Bethany Home received the award on Tuesday, Jan. 22, during the Chamber’s annual awards program, which was held at the Waupaca Ale House.

“The employees and residents have taken ownership of the whole thing,” said Pauline Darling, Bethany’s CEO/administrator. “The employees and residents were so flexible. There was so much organization.”

The planning for the remodeling project began about three years ago and included input from residents and employees.

Two committees – one about decor and the other about resident services – formed.

The Resident Services Committee included a representative from every department at Bethany Home, Darling said.

The focus of the renovation was to increase Bethany Home’s accessibility and to make it feel less institutional and more like a home, she said.

“We want to be a place where people want to come instead of having to come,” Darling said.

Thus far, all of the resident rooms in the short- and long-term units have been updated.

There is one unit left to remodel.

“We were able to create 15 more private rooms than we had before,” she said. “We now have 58 private rooms.”

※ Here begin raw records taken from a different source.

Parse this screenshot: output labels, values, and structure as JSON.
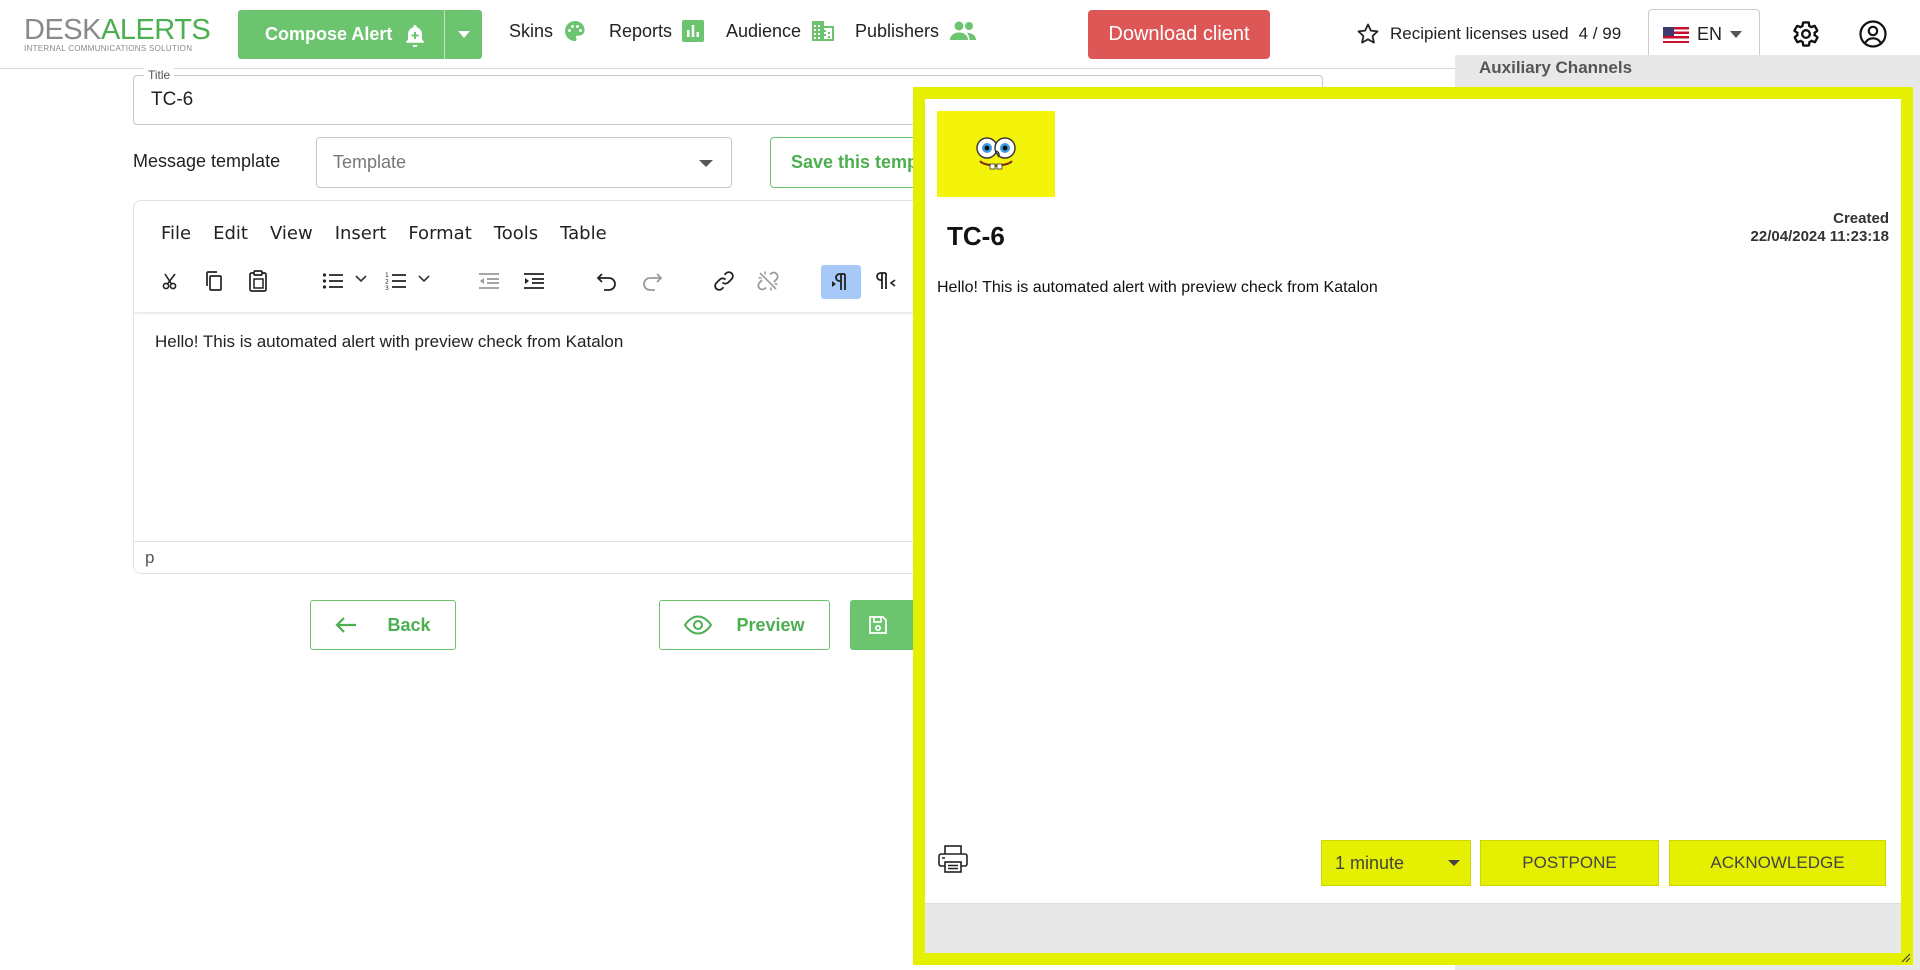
{
  "brand": {
    "logo_part1": "DESK",
    "logo_part2": "ALERTS",
    "tagline": "INTERNAL COMMUNICATIONS SOLUTION",
    "accent": "#6cc46f",
    "accent_text": "#4caf50"
  },
  "nav": {
    "compose_label": "Compose Alert",
    "items": [
      {
        "label": "Skins",
        "icon": "palette-icon"
      },
      {
        "label": "Reports",
        "icon": "bar-chart-icon"
      },
      {
        "label": "Audience",
        "icon": "audience-icon"
      },
      {
        "label": "Publishers",
        "icon": "people-icon"
      }
    ],
    "download_label": "Download client",
    "download_color": "#de5757",
    "licenses_label": "Recipient licenses used",
    "licenses_value": "4 / 99",
    "language": "EN"
  },
  "form": {
    "title_legend": "Title",
    "title_value": "TC-6",
    "template_label": "Message template",
    "template_placeholder": "Template",
    "save_template_label": "Save this template"
  },
  "editor": {
    "menu": [
      "File",
      "Edit",
      "View",
      "Insert",
      "Format",
      "Tools",
      "Table"
    ],
    "body_text": "Hello! This is automated alert with preview check from Katalon",
    "status_path": "p"
  },
  "actions": {
    "back_label": "Back",
    "preview_label": "Preview"
  },
  "right_panel": {
    "heading": "Auxiliary Channels"
  },
  "preview_popup": {
    "border_color": "#e5ef00",
    "title": "TC-6",
    "created_label": "Created",
    "created_value": "22/04/2024 11:23:18",
    "body": "Hello! This is automated alert with preview check from Katalon",
    "interval_value": "1 minute",
    "postpone_label": "POSTPONE",
    "acknowledge_label": "ACKNOWLEDGE"
  }
}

Each room has new flooring, lighting, furniture, beds, bathroom fixtures and a new color on its walls.

The Decorating Committee – made up of residents – chose the colors, flooring, lighting, cabinets and countertops for the new kitchen and dining area in the long-term resident area.

That committee also selected the flooring for the hallways and narrowed down the color choices for the residents’ rooms.

The residents decided what color they wanted in their rooms.

Two resident rooms were remodeled at a time, with Bethany’s Maintenance Department doing the majority of the interior work.

Residents were moved to a different room on a Friday, returning to their rooms the following Thursday.

Darling said Waupaca Floor Decor and Christensen Home Decorators were hired for the flooring and painting, respectively, and were flexible and understanding working around the dynamics of a project which involved residents.

She said Bethany Home’s board gave them a $1.5 million budget.

The budget included the mechanical aspects of the project.

“Our foundation has been very generous,” Darling said. “They gave us $125,000, which paid for the drive-under canopy and helped to pay for the resident dining area and kitchen for our long-term care residents.”

The exterior part of the project also included an expanded front porch, a patio area off the new kitchen and dining area and the replacement of the chain link fence with a wrought iron fence.

Darling said accessibility was kept in mind throughout the project.

The nursing home now has a new, wider, automatic front door.

“It’s about them having easy access to the outdoors and to be as self sufficient as possible,” she said of the residents.

In addition to updating the resident rooms in one more unit, Bethany Home is also currently remodeling its main dining area.

Once complete, it will have a log cabin theme and will operate like a restaurant, with menu service.

Future plans also call for the development of a trail along the Crystal River, which will be open to members of the community, and to raise funds to build a dock and provide a pontoon boat and fishing area on Shadow Lake for the residents.

“Another part of our vision,” Darling said, “is that we are not just a nursing home. We are a campus for all stages of retirement living. If you move into a duplex at 55, you know this is where you are going to stay.”

She said they continue to look at doing things differently.

Wireless technology was added to the facility.

There are computers in the lobby, large, flat-screen televisions and a Wii for residents.

“It truly is about trying to create an atmosphere like home, because this truly is their home,” Darling said. “It is about them making their own choices and decisions.”